DD Audio Tech Talk | WRITTEN BY KEVIN DOYLE | 21 MARCH 2017

Over excursion is simply one way of pushing a driver past its mechanical limits. Over excursion damage is more prevalent on subwoofers because they’re made to produce low frequencies, which by nature requires more cone movement. DD subs are built like tanks in their respective power rating classes, but extreme and/or prolonged over excursion will damage spiders, surrounds, cones, glue joints, and coils. The most common damage caused by over excursion is broken glue joints and ripped or torn spiders.

If you’re interested in avoiding damage from over excursion here’s a short list of things you can do that will prove to be very effective.

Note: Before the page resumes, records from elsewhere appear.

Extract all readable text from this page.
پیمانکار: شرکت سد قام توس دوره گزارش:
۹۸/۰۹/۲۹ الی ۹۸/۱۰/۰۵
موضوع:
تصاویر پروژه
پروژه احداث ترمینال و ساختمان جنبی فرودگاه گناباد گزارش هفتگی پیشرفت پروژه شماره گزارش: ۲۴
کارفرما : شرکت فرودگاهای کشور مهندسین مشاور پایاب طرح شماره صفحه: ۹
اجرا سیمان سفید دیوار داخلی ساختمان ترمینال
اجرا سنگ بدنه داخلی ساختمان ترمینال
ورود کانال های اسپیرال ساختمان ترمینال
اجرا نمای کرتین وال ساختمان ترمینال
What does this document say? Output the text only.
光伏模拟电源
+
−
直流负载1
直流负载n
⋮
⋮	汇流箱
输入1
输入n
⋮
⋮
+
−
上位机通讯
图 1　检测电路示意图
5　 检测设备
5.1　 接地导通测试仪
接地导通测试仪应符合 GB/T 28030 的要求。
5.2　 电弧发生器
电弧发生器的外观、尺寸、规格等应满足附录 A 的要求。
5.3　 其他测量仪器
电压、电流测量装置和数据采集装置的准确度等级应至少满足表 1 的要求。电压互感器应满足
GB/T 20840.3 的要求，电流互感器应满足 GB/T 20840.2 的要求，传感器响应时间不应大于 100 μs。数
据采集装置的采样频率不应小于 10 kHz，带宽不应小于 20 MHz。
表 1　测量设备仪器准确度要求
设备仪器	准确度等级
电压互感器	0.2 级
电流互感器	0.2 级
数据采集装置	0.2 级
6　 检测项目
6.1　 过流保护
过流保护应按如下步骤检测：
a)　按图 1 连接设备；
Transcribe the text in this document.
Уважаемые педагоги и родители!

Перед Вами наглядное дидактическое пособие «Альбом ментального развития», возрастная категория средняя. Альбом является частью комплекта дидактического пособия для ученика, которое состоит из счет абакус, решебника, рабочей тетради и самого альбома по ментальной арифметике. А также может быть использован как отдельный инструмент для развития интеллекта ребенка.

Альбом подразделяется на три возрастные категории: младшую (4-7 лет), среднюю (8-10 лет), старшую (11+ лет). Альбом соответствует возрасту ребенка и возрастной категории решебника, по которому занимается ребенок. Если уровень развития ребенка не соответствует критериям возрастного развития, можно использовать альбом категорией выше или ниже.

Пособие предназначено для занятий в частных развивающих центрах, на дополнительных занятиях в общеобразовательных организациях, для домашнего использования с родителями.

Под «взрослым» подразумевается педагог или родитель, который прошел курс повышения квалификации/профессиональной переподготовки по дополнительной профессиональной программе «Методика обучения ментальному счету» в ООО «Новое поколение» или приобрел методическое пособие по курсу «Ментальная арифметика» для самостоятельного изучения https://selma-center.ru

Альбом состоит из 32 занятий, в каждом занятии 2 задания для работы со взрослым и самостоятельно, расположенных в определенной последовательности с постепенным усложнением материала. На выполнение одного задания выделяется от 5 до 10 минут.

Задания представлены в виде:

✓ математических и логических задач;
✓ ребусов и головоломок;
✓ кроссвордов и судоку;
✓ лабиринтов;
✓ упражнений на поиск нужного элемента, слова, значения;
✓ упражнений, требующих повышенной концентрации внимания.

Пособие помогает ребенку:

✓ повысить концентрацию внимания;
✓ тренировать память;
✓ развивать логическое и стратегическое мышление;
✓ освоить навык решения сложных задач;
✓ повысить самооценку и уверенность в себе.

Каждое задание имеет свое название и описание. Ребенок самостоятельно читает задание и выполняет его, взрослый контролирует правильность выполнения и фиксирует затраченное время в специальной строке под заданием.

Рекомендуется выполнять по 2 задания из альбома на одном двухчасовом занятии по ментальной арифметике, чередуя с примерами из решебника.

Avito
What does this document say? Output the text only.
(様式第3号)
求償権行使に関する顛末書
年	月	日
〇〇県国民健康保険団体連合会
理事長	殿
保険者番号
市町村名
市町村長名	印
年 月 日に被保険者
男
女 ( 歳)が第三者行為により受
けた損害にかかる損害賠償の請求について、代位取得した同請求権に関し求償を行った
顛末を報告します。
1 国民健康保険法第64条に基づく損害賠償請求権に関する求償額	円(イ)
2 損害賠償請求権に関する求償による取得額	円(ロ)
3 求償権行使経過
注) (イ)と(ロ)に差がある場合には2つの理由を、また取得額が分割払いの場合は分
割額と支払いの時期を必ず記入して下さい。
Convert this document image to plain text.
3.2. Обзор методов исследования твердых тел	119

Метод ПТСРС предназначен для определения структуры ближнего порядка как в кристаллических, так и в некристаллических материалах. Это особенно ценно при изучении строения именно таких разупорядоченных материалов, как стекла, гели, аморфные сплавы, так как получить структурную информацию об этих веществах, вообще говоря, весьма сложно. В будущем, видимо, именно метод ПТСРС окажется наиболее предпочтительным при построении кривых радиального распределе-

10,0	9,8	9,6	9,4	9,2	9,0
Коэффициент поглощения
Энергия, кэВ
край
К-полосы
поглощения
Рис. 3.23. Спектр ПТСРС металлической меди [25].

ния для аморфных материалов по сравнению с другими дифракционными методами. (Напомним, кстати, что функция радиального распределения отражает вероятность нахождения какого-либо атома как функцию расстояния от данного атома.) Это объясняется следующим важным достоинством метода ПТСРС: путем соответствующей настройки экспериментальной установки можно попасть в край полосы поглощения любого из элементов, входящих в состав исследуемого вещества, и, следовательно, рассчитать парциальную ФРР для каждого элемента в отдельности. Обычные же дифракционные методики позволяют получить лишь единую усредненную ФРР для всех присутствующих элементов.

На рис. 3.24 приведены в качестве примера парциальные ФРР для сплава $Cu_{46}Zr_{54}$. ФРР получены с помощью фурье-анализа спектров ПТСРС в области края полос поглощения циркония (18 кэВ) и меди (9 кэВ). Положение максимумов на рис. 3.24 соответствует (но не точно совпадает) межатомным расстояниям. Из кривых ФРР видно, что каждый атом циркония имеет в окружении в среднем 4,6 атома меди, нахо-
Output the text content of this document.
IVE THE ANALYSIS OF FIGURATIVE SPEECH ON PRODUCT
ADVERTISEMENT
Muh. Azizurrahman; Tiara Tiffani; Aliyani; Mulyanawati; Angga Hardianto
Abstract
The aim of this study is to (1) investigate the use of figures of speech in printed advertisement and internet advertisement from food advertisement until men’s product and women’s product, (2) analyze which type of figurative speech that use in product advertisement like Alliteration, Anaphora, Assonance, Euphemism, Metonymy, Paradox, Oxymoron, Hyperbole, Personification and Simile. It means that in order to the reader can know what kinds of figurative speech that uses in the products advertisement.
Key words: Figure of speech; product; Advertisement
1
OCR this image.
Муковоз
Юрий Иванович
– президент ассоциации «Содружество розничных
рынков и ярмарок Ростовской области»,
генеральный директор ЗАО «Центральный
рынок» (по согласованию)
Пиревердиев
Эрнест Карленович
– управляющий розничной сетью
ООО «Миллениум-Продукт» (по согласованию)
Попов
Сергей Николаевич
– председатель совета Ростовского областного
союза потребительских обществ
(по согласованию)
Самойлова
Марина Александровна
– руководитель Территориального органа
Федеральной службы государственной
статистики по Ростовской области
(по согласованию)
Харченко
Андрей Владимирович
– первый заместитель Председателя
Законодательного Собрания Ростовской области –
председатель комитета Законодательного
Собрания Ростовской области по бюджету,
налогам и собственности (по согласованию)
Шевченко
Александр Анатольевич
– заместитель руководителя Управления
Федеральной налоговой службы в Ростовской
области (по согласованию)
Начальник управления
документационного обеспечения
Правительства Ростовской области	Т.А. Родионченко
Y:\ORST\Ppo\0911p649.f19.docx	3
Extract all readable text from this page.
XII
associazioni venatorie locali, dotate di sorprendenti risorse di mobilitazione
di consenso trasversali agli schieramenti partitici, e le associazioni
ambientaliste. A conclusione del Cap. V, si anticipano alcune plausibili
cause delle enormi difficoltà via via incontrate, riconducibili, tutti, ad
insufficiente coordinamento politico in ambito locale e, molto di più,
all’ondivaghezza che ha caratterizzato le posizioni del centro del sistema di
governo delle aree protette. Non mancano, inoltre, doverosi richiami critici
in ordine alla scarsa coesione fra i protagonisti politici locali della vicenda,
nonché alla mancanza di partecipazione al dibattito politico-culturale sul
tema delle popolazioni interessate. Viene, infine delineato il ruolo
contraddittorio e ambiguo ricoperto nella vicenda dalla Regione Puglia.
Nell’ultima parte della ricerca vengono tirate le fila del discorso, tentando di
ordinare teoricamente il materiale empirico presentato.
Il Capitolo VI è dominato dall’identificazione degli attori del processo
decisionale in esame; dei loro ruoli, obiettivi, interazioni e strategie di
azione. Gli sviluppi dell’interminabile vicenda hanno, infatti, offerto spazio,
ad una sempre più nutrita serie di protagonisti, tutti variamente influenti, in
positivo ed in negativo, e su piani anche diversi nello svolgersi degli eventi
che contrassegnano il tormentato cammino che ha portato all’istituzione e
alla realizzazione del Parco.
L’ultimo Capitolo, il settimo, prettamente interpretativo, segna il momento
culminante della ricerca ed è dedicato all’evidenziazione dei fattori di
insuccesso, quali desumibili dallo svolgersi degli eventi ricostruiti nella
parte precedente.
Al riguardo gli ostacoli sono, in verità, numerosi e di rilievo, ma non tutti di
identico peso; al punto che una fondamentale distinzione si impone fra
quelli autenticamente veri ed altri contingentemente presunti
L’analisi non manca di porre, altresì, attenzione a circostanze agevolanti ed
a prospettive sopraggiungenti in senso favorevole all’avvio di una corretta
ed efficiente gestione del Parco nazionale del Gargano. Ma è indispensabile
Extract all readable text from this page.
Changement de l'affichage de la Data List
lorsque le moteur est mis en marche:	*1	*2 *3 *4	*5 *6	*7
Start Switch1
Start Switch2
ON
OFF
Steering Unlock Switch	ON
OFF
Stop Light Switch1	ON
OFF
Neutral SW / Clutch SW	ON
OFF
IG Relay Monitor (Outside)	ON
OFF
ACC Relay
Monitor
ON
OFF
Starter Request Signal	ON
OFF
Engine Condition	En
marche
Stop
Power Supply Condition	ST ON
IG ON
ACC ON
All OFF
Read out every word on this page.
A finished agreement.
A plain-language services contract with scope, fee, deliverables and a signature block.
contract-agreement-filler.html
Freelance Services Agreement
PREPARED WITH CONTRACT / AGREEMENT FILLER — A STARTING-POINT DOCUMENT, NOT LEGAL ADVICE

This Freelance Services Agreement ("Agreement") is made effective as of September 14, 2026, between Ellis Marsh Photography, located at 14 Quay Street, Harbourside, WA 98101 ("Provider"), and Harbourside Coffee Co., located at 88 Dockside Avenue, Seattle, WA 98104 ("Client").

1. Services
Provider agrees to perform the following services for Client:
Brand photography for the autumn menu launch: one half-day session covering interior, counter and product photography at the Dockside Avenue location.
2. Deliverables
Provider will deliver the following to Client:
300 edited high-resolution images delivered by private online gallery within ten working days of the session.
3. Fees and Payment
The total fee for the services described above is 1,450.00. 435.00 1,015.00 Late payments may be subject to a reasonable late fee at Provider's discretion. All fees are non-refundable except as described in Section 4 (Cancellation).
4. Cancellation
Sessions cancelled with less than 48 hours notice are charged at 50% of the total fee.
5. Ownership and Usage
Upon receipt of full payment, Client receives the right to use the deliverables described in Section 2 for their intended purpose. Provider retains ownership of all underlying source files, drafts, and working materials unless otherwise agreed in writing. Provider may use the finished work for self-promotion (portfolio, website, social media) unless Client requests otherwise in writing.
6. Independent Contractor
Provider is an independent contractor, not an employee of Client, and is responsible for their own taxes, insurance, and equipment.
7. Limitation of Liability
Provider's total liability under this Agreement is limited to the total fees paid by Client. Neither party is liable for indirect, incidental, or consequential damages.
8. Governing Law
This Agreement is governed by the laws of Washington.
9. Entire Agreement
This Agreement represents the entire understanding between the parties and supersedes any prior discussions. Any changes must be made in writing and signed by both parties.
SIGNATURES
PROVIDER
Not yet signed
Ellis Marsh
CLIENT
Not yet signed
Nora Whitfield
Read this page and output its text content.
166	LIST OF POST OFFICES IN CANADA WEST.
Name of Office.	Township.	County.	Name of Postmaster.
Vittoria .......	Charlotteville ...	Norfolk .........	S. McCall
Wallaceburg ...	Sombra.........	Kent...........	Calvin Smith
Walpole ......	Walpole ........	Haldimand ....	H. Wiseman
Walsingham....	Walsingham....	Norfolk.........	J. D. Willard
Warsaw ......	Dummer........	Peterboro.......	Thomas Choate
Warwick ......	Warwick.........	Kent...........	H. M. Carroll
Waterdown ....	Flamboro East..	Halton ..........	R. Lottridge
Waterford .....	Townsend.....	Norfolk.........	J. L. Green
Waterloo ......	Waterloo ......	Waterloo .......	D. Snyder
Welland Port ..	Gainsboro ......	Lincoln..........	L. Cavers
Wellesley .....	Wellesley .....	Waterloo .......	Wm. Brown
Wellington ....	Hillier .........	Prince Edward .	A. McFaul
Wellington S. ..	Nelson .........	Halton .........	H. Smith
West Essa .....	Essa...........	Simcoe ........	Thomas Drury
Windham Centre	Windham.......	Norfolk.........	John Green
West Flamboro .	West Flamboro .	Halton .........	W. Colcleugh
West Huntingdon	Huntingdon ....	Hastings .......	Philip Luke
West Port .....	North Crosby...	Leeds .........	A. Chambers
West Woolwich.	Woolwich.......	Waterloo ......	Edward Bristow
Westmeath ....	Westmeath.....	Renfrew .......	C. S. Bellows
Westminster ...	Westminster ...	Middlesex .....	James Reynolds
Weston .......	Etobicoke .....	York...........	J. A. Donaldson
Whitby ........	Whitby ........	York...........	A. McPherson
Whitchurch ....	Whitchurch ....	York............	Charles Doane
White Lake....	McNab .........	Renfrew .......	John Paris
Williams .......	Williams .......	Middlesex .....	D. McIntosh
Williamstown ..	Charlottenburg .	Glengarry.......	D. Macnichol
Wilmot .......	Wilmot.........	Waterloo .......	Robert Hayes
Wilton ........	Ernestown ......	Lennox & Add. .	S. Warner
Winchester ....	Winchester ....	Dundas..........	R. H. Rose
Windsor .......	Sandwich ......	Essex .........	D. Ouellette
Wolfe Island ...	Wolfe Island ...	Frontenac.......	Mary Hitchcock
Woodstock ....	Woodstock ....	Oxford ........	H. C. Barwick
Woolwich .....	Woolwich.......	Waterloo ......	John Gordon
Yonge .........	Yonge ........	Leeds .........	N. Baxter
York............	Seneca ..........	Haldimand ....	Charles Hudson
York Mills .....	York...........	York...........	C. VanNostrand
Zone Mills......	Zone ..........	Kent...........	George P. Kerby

  1. Proper Suspension Break-IN
  2. Proper Enclosure Tuning
  3. Proper Use of your Subsonic Crossover
  1. If you’re asking “Why do I need to break in a DD sub, I don’t have to break in a brand X sub.” The answer is simple, a DD sub’s suspension is designed to provide stability of the mass in the moving parts, and the spiders must exhibit a high level of control for use in a ported enclosure. We build DDs to sound good for years of service life, not just long enough to get it sold. This means the DD suspension will be stiffer than most other company’s suspensions, and will require a little patience during the initial break in. After the woofer is properly broke in, you’ll notice it plays deeper, with more dynamic range, and increased output.dd_features-Spiders-2016
    For the initial suspension break-in, turn your subsonic filter up around 40 Hz for the first week or 12 hours of play time. During this break-in period we suggest listening to the system at a moderate level, and we highly discourage participation in SPL competitions. After the initial break in period you can begin to fine tune your subsonic crossover.
  1. When you design or purchase an enclosure the tuning of the enclosure should always be a major consideration. The primary style of music that will be pumping out of your system should determine what enclosure tuning frequency you should aim for. If you intend on playing stuff with some heavy 25Hz bass drops and your enclosure is tuned to 40Hz the enclosure isn’t going to lend much if any suspension control therefore you sub will have to go it alone. This generally isn’t a good way to go since most the time, if you have a DD sub, you’re using some sizable amplifier power, and without the aid of a proper enclosure this can easily push even our biggest baddest subs past their mechanical limits and straight into failure. On the other hand, when the enclosure and listening style is appropriately matched, the enclosure will act as the second half of the subs restorative force helping to keep excursion within tolerable limits, thus extending your subs life and your listening pleasure.
  1. In last month’s tech tip we started discussing proper use of your amplifier’s subsonic filter. While we’ll go deeper into the world of subsonic filtration in a future article for this tip we’ll touch on one the easiest and most effective ways to set your subsonic crossover to help limit over excursion. The main tools you’ll need to do this are your ears. Every vehicle has a different sub frequency transfer function, and your vehicle’s specific transfer function will depend on the vehicle’s cabin and the tuning of the enclosure. This means when setting up crossovers there’s not really a one size fits all setting. A quick and simple way to set your subsonic filter is to just play your system at normal listening volume with the most common style of music that will be played on your system. The next step is to turn your subsonic crossover down to 20hz, then begin adjusting the frequency up until the crossover audibly effects the subs output. Once this happens you have effectively determined the transfer function of your system. This setting may be visually higher on the subsonic dial than you think needs to be, but trust your ear. This procedure will help control the subs excursion, and it will also help to optimize your amplifier’s power use. When your subsonic crossover point is properly set your amp won’t waste power trying to push frequencies that aren’t affecting how your car sounds, effectively allowing you utilize all the power you amp is producing in the bandwidth that actually sounds good.